"Automated Hovering"– A Concept for Improving Americans' Health
Automated Hovering in Health Care – Watching over the 5000 Hours
David Asch, MD, et al, title of article in New England Journal of Medicine, July 5, 2012
It requires a very unusual mind to undertake the analysis of the obvious.
Alfred North Whitehead (1861-1947). Science and the Modern World
July 10, 2012 - There’s a new concept in health reform. It’s called “automated hovering.” It’s basically about changing health care culture by changing the way people behave outside the reach of the health professions.
Too many things detrimental to health, the concept goes, are explained by individual patient behaviors, not by what doctors or nurses do
“Indeed,” say the authors from the University of Pennsylvania, “even patients with chronic illness might spend only a few hours a year with a doctor or a nurse, but they spend 5000 waking hours each year engaged in everything else, including deciding whether to take prescribed medications or follow other medical advice, deciding what to eat and drink and whether to smoke, and making other choices about activities that profoundly affects their health.”

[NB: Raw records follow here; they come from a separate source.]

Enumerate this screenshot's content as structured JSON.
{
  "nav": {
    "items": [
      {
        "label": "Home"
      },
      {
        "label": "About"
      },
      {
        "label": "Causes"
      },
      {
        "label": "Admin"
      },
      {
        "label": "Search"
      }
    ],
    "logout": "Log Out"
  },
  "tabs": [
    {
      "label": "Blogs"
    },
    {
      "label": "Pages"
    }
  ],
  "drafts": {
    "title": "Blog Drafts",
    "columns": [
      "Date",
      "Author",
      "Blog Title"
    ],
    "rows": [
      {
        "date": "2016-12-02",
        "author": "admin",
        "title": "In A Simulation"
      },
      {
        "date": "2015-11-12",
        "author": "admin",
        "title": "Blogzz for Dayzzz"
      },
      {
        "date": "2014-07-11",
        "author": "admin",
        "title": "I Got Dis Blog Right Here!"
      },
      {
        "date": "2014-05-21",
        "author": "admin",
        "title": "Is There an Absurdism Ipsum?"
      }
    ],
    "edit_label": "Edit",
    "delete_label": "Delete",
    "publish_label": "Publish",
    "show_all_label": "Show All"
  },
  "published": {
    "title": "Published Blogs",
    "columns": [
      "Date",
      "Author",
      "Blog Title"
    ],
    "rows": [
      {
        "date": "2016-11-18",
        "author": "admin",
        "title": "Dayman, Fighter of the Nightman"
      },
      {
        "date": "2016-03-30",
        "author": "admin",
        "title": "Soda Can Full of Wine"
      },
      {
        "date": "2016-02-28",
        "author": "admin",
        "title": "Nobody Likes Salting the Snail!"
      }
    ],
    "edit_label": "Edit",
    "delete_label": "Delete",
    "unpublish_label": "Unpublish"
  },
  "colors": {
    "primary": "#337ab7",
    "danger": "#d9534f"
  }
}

So much for the obvious – that what patients do to/for themselves may be more important than what the health professions do to/for them.
How do the authors propose to "automatically hover" over how people behave?
· Pay doctors to be accountable for health outcomes, for example, by preventing readmissions and bundling payments around the goals of care rather than encounters.
(My comment: This strikes me as a weak argument. It may influence how doctors behave, but not how patients behave.
· More deeply understand behavioral economics and why people do not change even though they want better health and know how to achieve it
(My comment: This too sounds weak to me. Isn’t this what the system has been doing for years?)
· Deploy and expand the reach of sophisticated and simple technologies – cell phones, wireless devices and the Internet- to help experts connect to people during their everyday lives
( My comment: This has been going on for 20 years; 70% of people now have home computers, and 80% of them use the Internet to search for health information.
The authors are honest enough about the pitfalls of hovering – too much hovering may erode patients’ sense of personal responsibility; too much hovering may be too intrusive and paternatalistic; too much hovering may results in our do-gooders being seen as “self-defeating nags.”
I question whether "automated hovering" is the right way to improve the health of Americans.
"Hover," According to my dictionary, means: 1) to float in the air without moving from the same spot; 2) flying in one spot by rapidly beating the wings; 3) to wait near someone or something in expecting something to happen; 4) to be in an unstable condition; and 5) to stay about the same level, changing only slightly.
I do not find these definitions helpful.
Maybe, "automated brothering," as in Big Brother is watching you, or "automated mothering, " as practiced in Nanny states, would be more appropriate than "automated hovering."
Beyond all these considerations, we should realize that Americans now feel free to do what they want to do, to do what feels good, to follow what their peers do, to keep on doing it until they feel bad, and to dislike being told what not to do. It's irrational, and it may not be good for your health. But that's human nature for you.
Tweet: A new approach, “automated hovering,” designed to improve health is evolving to help people become healthy while away from doctors.